Figure 2.

Spontaneous RR-EAE in TCR transgenic SJL/J mice. (A) Male and female single-transgenic TCR¹⁶⁴⁰ compared with double-transgenic TCR¹⁶⁴⁰ × IgH^MOG mice. Shown is the spontaneous incidence of first signs of ataxia or classical EAE-like symptoms in TCR¹⁶⁴⁰ (left) and double-transgenic TCR¹⁶⁴⁰ × IgH^MOG (right) mice.
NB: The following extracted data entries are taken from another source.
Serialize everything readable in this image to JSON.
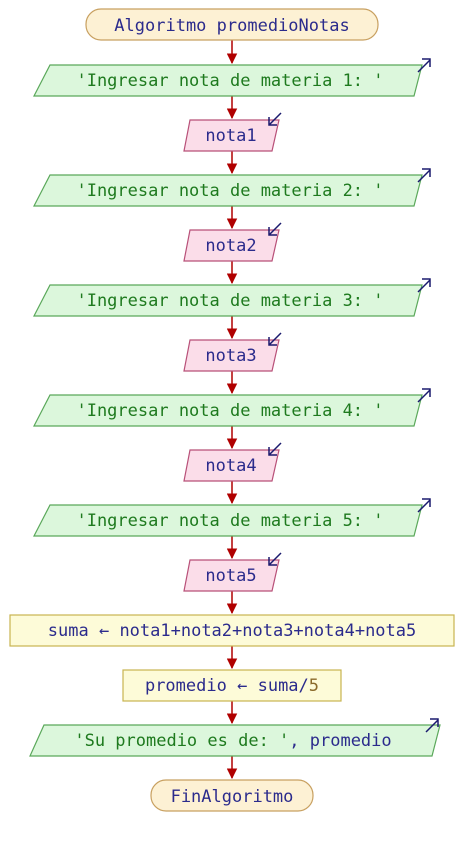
{
  "flowchart": {
    "start": "Algoritmo promedioNotas",
    "end": "FinAlgoritmo",
    "steps": [
      {
        "kind": "output",
        "text": "'Ingresar nota de materia 1: '"
      },
      {
        "kind": "input",
        "text": "nota1"
      },
      {
        "kind": "output",
        "text": "'Ingresar nota de materia 2: '"
      },
      {
        "kind": "input",
        "text": "nota2"
      },
      {
        "kind": "output",
        "text": "'Ingresar nota de materia 3: '"
      },
      {
        "kind": "input",
        "text": "nota3"
      },
      {
        "kind": "output",
        "text": "'Ingresar nota de materia 4: '"
      },
      {
        "kind": "input",
        "text": "nota4"
      },
      {
        "kind": "output",
        "text": "'Ingresar nota de materia 5: '"
      },
      {
        "kind": "input",
        "text": "nota5"
      },
      {
        "kind": "assign",
        "target": "suma",
        "arrow": "←",
        "expr": "nota1+nota2+nota3+nota4+nota5"
      },
      {
        "kind": "assign",
        "target": "promedio",
        "arrow": "←",
        "expr_var": "suma/",
        "expr_num": "5"
      },
      {
        "kind": "output",
        "text_str": "'Su promedio es de: '",
        "text_rest": ", promedio"
      }
    ]
  },
  "colors": {
    "terminal_fill": "#fdf1d4",
    "terminal_stroke": "#c8a060",
    "terminal_text": "#2b2b8c",
    "output_fill": "#dcf7dc",
    "output_stroke": "#5aa85a",
    "output_text": "#1e7a1e",
    "input_fill": "#fbdde9",
    "input_stroke": "#b85078",
    "input_text": "#2b2b8c",
    "assign_fill": "#fdfbd8",
    "assign_stroke": "#c8b450",
    "assign_text": "#2b2b8c",
    "number_text": "#8a6a2a",
    "connector": "#b00000",
    "io_arrow": "#1a1a6e"
  }
}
TCR¹⁶⁴⁰ females (f), n = 12; males (m), n = 27; TCR¹⁶⁴⁰ × IgH^MOG females, n = 20; males, n = 26; TCR¹⁶⁴⁰ × Mog^−/− mice, n = 6. Disease kinetic of genders in TCR¹⁶⁴⁰ mice was not statistically significant (P = 0.304) but differed significantly between sexes of TCR¹⁶⁴⁰ × IgH^MOG mice (P = 0.0004). (B) Histological analysis of cerebellum and spinal cord from a sick TCR¹⁶⁴⁰ mouse (RR mouse) with ataxia and classical paralysis. Cerebellum (I–IV) and spinal cord (V–VIII) showed severe infiltration, demyelination, and axonal damage as visualized by immunohistochemistry using anti-CD3 (I and V) and anti–Mac3 antibodies (II and VI), Luxol fast blue staining (III and VII), and Bielschowsky silver impregnation (IV and VIII). I, II, V, and VI were counterstained by hematoxylin and eosin (H&E). Magnification: ×17 (cerebellum) and ×30 (spinal cord). Bars, 1 mm. Data are representative of at least two independent experiments consisting of more than three mice per group.